Se sintió muy interesado por lo que le conté sobre las observaciones de Von Junzt acerca de la Piedra, y estuvo de acuerdo con el autor alemán en la supuesta edad del monolito. Creía que antaño había existido un aquelarre en las cercanías y que posiblemente todos los aldeanos originales habían sido miembros de ese culto de la fertilidad que amenazó con minar la civilización europea y dio origen a los relatos de brujería. Citó el mismo nombre del pueblo para demostrar su teoría; dijo que originalmente no se llamaba Stregoicavar; según las leyendas, sus fundadores lo habían llamado Xuthltán, que era el nombre aborigen del lugar sobre el cual se construyó la aldea hacía muchos siglos.

Este hecho volvió a provocarme un sentimiento indescriptible de incomodidad. El nombre bárbaro no sugería conexión alguna con ninguna raza escita, eslava o mongola a la cual deberían haber pertenecido los pueblos aborígenes de estas montañas bajo circunstancias naturales.

Que los eslavos y los magiares de los valles inferiores creían que los habitantes originales de la aldea habían sido miembros del culto a la brujería era evidente, decía el maestro, atendiendo al nombre que le dieron, nombre que siguió siendo utilizado incluso después de que los antiguos habitantes hubieran sido aniquilados por los turcos, y la aldea reconstruida por una estirpe más pura y sana.

No creía que los miembros del culto hubieran erigido el monolito, pero sí creía que lo utilizaban como centro de sus actividades, y repitiendo vagas leyendas que habían sobrevivido a la invasión turca propuso la teoría de que los degenerados aldeanos lo habían empleado como una especie de altar sobre el cual ofrecían sacrificios humanos, utilizando como víctimas a las muchachas y niños arrebatados a sus propios antepasados en los valles inferiores.

Descartaba los mitos sobre acontecimientos extraños en la noche del solsticio estival, al igual que una curiosa leyenda acerca de una extraña deidad que el pueblo-brujo de Xuthltán se decía que había invocado con cánticos y con rituales de flagelación y sacrificio.

Dijo que nunca había visitado la Piedra en la noche del solsticio estival, pero que no temía hacerlo; lo que quiera que hubiera existido o hubiese tenido lugar allí en el pasado, hacía mucho que había sido engullido por las brumas del tiempo y el olvido. La Piedra Negra había perdido su significado excepto como vínculo con un pasado muerto y polvoriento.

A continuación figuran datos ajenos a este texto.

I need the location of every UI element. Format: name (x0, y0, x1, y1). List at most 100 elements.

Fue una noche cuando regresaba de una visita al maestro, aproximadamente una semana después de mi llegada a Stregoicavar, cuando de pronto me vino a la cabeza: ¡aquella era la noche del solsticio! El momento justo que las leyendas relacionaban con atroces alusiones a la Piedra Negra. Me alejé de la taberna y crucé rápidamente la aldea. Stregoicavar estaba en silencio; los aldeanos se retiraban temprano. No vi a nadie mientras salía con rapidez de la aldea y me internaba entre los abetos que enmascaraban las laderas montañosas con una susurrante oscuridad. La ancha luna plateada colgaba sobre el valle, inundando los riscos y laderas con una luz extraña y recortando en negro las sombras. No corría viento alguno entre los abetos, pero se percibía un roce y un susurro misterioso e intangible. Seguramente, en noches semejantes en el pasado, me decía mi caprichosa imaginación, brujas desnudas habían volado en escobas mágicas a través del valle, perseguidas por sus obscenos amantes demoniacos.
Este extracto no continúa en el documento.